Arm Shares: Nvidia Exit and Licensing Miss Impacts

Arm Shares: Nvidia Exit and Licensing Miss Impacts

Thu, February 19, 2026

Arm Shares: Nvidia Exit and Licensing Miss Impacts

Arm Holdings (NASDAQ: ARM) experienced a volatile stretch this week driven by two concrete events: Nvidia’s complete divestiture of its remaining Arm shares and Arm’s fiscal Q3 licensing miss despite healthy royalty growth. Both developments have direct bearings on investor sentiment and near-term stock performance, with an important company event scheduled for March 24 that could shift the narrative.

Recent concrete developments

Nvidia completes divestiture

SEC filings show Nvidia sold roughly 1.1 million Arm shares — about $155.8 million worth — ending its remaining equity stake. The removal of this lingering ownership link to Nvidia, which had tried and failed to acquire Arm in 2021, was interpreted positively by some investors as a source of strategic clarity for Arm. That news produced a modest pre-market uptick of roughly 1% in Arm’s share price on February 18, reflecting relief that a potential future conflict of interest or takeover speculation is no longer a factor.

Fiscal Q3 results: licensing miss, royalty strength

Arm’s quarter ended December 31, 2025, showed mixed top-line signals. Total revenue reached about $1.24 billion, a 26% year-over-year increase and slightly above consensus estimates. However, upfront licensing revenue came in at approximately $505 million, missing analysts’ expectations near $520 million. Royalty revenue told a different story — rising roughly 27% year-over-year to $737 million, comfortably ahead of forecasts.

The market response focused heavily on the licensing shortfall. Licensing deals are higher-visibility, higher-confidence indicators of future footprint expansion for Arm’s architectures; missing estimates in this line item triggered a steep after-hours sell-off that saw shares drop around 7–8% as investors adjusted growth expectations.

Drivers and risks behind the moves

Why Nvidia’s exit matters

Nvidia’s full divestiture removes an ownership anomaly that has lingered since the failed acquisition attempt. For many institutional investors, that simplifies Arm’s shareholder base and removes any ambiguity about Nvidia’s influence or strategic intentions. While the immediate price impact was modest, the move reduces speculation and may make Arm’s corporate strategy easier to evaluate on its own merits.

Why the licensing miss hurt

Upfront licensing revenue is a forward-looking data point: it signals new chip designs and long-term royalty streams. A shortfall implies slower-than-expected adoption or delayed design wins, even if royalty receipts for shipping products remain robust for now. Market elasticity to licensing surprises remains high because licenses are discrete, infrequent, and materially affect multi-year revenue trajectories.

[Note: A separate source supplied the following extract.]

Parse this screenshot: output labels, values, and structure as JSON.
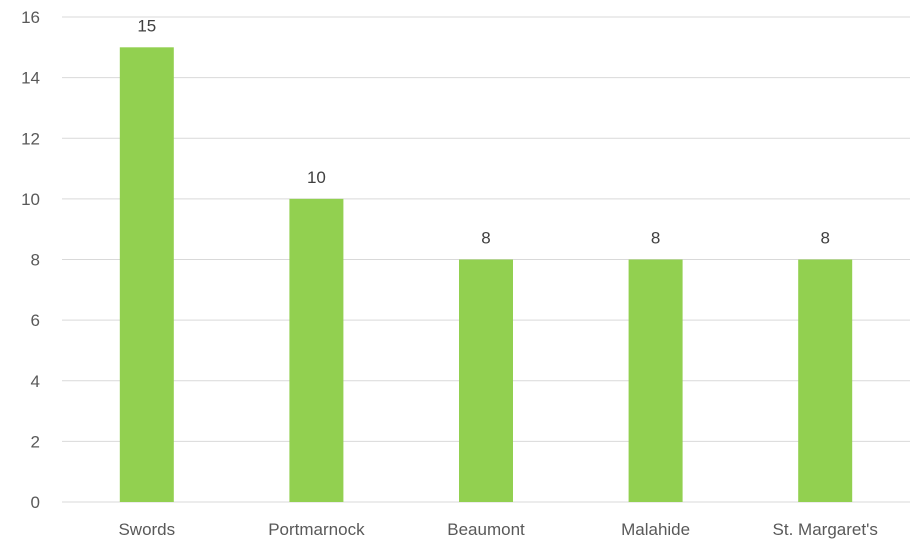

Macro and customer-specific headwinds

Comments from major customers, including warnings about memory constraints and potential smartphone demand softness, raise a credible near-term headwind to licensing. If semiconductor supply chain tightness or end-market softness delays OEM design cycles, upfront licenses can be pushed into future quarters — a risk Arm must navigate even amid growing demand for AI and data-center CPU/GPU architectures.

Near-term catalyst: March 24 event

Arm has scheduled an investor-facing event for March 24 (10:00 a.m. PT). Market participants will be watching for:

  • New licensing announcements or major customer wins;
  • Roadmap updates around CPU/GPU or specialized IP for AI workloads;
  • Management commentary addressing the licensing miss and how Arm plans to accelerate design wins.

A strong showing at that event — tangible licenses, clearer architecture roadmaps, or evidence that data-center momentum offsets mobile licensing headwinds — could help restore confidence and compress volatility.

Conclusion

This week’s developments created a clear, evidence-based narrative for Arm: Nvidia’s divestiture reduced strategic uncertainty and provided a short-term positive catalyst, while the licensing revenue miss highlighted execution risk that markets punished sharply. Royalty growth remains a healthy counterbalance, but licensing cadence will be the primary driver of sentiment until Arm can demonstrate renewed momentum. Watch the March 24 presentation closely for specific licensing or technology announcements that could alter the stock’s trajectory.

Disclaimer: This article is informational and not investment advice. Investors should perform their own due diligence before making decisions.